The academic tradition of learning to draw by imitating the works of established masters has been alive for centuries. Professor Rick Rodrigues has been bringing this rich tradition the Fine Arts Museums of San Francisco since 1995, when he initiated a partnership between the City College of San Francisco and the Museums. Professor Rodrigues's drawing classes cover a variety of skills and techniques, ranging from basic life-drawing using models and tone-drawing to more obscure old-master techniques, such as silverpoint drawing or staining with tea or coffee. His much-beloved classes are a deeply fulfilling experience, giving  young artists the opportunity to learn from art history's old masters directly in the museum setting.

Visitors are always welcome to sketch in the Museums' permanent collection galleries. Sketching in special exhibition galleries is by permission only and subject to lender and gallery restrictions. Please see our museum policies for more information.

Sketching in the Rodin Gallery at the Legion of Honor

City College San Francisco Students sketching in the Rodin Gallery at the Legion of Honor.

Education intern Megan Friel recently sat down with Professor Rodrigues, who is still passionately committed to the academic tradition of museum drawing after 16 years of teaching, to discuss his experiences directing the program.

What do you feel students can gain from drawing in a museum that cannot be taught in a classroom?

First off the students learn that there is more to art than themselves, that they are part of a tradition. Also the students do not only learn from me; they have an ongoing dialogue with artists in the Museums' collections. It is almost as if they connect with the spirit of the artist that they're studying. You see even a great artist's triumphs and mistakes, and you learn that we are all the same, or that you have something in common with the masters.

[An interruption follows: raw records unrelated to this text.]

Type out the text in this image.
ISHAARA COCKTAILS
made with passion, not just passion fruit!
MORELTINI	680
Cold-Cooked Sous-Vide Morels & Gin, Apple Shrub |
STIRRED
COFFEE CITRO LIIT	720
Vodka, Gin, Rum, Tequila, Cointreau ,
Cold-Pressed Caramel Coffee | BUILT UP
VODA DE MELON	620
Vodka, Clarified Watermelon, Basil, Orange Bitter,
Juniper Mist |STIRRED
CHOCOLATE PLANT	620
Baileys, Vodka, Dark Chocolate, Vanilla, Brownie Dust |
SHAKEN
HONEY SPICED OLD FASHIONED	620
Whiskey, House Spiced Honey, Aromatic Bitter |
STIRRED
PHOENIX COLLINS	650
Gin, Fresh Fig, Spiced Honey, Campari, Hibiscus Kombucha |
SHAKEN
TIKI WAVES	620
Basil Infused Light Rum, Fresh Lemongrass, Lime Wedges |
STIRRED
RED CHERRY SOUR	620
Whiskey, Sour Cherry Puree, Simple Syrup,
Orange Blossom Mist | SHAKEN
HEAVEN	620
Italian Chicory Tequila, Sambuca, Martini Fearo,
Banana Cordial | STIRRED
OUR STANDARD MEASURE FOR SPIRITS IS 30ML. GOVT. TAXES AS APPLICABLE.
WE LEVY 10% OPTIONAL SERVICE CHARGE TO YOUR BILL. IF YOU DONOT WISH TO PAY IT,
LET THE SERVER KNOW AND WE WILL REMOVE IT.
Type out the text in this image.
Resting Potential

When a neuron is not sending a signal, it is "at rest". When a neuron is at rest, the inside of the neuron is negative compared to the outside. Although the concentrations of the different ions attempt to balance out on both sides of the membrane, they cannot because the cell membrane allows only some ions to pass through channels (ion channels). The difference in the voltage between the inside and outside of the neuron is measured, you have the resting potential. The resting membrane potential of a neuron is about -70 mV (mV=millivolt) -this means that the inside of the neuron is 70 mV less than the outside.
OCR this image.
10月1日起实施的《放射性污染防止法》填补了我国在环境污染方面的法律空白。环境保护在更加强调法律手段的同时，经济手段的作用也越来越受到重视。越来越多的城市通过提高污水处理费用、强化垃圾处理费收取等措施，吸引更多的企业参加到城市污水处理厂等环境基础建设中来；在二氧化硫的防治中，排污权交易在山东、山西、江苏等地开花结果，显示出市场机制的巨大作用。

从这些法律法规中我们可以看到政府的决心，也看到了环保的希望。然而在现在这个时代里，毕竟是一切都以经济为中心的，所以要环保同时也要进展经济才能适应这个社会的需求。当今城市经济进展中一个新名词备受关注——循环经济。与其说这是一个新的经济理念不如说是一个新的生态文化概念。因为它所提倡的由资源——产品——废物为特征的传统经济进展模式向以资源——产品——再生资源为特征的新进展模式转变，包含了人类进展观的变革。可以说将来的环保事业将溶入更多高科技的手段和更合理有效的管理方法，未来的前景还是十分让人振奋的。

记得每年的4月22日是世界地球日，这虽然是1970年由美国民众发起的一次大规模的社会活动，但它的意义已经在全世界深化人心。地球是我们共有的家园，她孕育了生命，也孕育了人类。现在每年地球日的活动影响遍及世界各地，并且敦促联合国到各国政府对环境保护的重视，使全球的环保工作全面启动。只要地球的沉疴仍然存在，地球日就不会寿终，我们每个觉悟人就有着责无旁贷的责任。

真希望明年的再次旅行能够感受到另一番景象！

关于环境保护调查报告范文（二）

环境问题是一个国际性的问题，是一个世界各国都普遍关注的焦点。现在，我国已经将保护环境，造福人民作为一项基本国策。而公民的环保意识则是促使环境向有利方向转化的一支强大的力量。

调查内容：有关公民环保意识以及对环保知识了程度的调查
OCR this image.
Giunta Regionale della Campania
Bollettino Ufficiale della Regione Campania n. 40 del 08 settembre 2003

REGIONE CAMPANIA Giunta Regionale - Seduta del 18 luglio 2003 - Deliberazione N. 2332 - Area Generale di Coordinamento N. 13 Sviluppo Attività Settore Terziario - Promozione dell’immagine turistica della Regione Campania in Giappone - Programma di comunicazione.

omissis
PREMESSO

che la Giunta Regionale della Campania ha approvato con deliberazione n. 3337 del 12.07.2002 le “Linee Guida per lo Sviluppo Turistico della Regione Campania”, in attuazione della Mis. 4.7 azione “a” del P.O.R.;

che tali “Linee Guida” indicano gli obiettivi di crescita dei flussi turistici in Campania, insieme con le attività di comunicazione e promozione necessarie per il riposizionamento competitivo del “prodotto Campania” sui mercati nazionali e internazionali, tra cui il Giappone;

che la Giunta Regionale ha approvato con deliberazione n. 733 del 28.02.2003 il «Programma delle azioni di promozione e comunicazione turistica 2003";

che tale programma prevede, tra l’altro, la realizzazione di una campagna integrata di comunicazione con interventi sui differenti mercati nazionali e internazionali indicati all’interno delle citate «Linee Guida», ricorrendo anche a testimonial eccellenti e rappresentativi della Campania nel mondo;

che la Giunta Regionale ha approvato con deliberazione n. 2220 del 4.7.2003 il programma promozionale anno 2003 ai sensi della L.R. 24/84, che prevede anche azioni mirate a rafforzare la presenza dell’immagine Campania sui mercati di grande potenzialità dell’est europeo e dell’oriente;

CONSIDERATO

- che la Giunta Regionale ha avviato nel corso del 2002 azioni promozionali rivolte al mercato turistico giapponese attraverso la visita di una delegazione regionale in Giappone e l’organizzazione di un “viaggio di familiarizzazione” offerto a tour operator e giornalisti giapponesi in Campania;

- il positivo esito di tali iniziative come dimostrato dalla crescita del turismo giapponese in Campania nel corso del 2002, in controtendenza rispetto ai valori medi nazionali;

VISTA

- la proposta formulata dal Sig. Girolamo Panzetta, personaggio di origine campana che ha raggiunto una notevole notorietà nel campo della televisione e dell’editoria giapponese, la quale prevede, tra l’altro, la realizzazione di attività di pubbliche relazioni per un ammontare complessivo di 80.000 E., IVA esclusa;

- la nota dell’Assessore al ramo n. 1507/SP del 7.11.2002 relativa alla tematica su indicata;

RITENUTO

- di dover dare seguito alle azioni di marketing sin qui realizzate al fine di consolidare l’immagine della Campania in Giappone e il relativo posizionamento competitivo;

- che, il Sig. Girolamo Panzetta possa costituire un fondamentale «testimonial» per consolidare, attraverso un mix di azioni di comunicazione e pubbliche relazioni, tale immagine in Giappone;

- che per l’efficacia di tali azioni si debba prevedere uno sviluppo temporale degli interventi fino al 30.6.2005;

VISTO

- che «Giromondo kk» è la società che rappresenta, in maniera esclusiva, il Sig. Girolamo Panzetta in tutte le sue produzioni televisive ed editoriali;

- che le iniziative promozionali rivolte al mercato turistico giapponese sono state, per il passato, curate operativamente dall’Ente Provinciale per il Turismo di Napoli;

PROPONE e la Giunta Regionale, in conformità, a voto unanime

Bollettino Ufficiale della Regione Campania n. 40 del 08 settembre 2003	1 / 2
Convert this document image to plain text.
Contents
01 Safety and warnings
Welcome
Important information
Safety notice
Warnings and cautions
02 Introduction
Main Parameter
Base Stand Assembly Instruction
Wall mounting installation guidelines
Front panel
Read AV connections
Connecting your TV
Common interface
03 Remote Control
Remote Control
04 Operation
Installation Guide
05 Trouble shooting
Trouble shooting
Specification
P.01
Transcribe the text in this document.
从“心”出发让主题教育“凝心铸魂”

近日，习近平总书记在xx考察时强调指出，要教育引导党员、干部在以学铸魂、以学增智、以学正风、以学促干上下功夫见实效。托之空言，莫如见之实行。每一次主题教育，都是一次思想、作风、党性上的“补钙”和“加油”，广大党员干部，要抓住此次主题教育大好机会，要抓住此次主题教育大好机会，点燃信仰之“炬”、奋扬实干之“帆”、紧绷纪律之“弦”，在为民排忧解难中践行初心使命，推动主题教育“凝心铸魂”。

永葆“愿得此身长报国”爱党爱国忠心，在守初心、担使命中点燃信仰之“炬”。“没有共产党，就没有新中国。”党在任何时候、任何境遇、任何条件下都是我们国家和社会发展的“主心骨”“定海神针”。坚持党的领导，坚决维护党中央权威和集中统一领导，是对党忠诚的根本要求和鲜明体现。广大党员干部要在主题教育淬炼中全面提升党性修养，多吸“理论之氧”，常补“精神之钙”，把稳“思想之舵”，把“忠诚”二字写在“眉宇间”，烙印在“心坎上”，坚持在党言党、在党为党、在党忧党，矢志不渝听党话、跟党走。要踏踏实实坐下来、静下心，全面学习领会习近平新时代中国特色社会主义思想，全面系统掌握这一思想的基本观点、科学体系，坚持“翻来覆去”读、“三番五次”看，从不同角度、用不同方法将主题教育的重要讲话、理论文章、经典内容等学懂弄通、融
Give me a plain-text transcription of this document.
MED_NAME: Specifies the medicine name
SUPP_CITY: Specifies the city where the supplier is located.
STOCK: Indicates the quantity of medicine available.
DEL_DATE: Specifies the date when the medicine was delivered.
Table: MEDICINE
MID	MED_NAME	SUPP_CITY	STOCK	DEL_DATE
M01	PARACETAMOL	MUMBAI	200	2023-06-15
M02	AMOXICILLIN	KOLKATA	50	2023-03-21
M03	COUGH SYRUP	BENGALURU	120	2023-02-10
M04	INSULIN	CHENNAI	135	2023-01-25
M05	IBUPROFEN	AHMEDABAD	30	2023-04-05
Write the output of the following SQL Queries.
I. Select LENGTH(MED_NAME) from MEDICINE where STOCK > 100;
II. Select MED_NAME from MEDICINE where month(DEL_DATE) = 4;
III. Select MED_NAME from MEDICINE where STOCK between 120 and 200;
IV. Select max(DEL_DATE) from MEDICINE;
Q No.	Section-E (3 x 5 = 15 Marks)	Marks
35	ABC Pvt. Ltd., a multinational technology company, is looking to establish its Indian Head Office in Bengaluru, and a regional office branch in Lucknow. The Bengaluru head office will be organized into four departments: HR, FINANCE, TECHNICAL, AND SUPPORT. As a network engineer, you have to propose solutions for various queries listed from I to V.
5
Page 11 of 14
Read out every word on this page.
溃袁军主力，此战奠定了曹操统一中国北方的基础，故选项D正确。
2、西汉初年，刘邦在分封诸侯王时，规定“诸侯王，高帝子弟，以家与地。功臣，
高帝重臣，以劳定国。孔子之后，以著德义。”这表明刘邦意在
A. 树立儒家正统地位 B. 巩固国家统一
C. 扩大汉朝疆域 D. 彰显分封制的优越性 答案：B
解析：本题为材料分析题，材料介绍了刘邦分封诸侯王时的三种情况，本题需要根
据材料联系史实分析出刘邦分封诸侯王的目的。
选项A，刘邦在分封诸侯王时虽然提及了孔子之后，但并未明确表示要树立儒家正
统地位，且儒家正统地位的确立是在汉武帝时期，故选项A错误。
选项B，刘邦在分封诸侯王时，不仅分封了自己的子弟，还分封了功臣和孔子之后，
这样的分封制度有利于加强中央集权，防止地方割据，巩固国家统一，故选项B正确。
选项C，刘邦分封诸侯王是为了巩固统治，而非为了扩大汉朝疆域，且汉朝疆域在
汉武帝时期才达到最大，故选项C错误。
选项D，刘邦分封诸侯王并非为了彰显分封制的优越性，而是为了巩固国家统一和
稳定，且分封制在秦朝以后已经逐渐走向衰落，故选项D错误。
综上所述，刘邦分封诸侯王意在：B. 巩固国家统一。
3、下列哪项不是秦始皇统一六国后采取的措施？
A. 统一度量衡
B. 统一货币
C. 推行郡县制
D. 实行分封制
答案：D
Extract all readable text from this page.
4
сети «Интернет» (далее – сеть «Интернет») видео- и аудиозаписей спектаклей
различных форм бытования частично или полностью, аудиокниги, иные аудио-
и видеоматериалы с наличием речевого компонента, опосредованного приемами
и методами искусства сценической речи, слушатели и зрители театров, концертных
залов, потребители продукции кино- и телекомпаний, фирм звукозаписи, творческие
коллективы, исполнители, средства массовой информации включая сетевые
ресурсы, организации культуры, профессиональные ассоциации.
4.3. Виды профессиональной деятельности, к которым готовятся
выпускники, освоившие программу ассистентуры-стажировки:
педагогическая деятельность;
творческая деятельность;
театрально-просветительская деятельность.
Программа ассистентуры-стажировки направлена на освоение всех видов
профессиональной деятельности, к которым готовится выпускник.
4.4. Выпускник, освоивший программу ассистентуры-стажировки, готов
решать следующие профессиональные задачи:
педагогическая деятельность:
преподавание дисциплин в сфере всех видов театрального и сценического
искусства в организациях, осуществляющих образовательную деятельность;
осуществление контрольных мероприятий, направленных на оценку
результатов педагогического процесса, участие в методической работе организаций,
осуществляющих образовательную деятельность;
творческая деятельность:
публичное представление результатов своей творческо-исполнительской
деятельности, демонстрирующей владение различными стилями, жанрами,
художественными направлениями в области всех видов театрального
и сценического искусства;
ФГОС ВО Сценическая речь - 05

One of the most important aspects of this training is self-confidence. At first students are fearful of contact with the public, and then a month later they are asking, “Why didn't anyone watch me work today?” That fear is transformed into confidence by the fact that you can be totally creative and "in the zone” at any moment. This is the most amazing part of this experience. Plus you fall in love with the museum as the world’s greatest studio.

 CCSF Student shows off his sketching in progress

A CCSF Student shows off his sketch-in-progress in a gallery at the de Young.

What inspires you to continue teaching at the museum?

Each semester I study a new series of artists, and the Museums' rotating exhibitions bring to life what I am teaching. I relate the exhibitions to what we are studying. It’s like living magic. For me these artists are all alive. They never die, and I love their stories.

Do you have a favorite moment from your experiences teaching in the museum?

My favorite moment is the last day of class when I look at all of the work done during the semester at the museum. I tell students that in art there is no end, as the end is the beginning. The study and evolution of your skills and your ideas is the life of the artist; your work lives beyond you, in spite of yourself.

 Professor Rick Rodrigues instructs his students in a de Young Gallery

Professor Rick Rodrigues, always with his beret, instructs his students in a gallery at the de Young.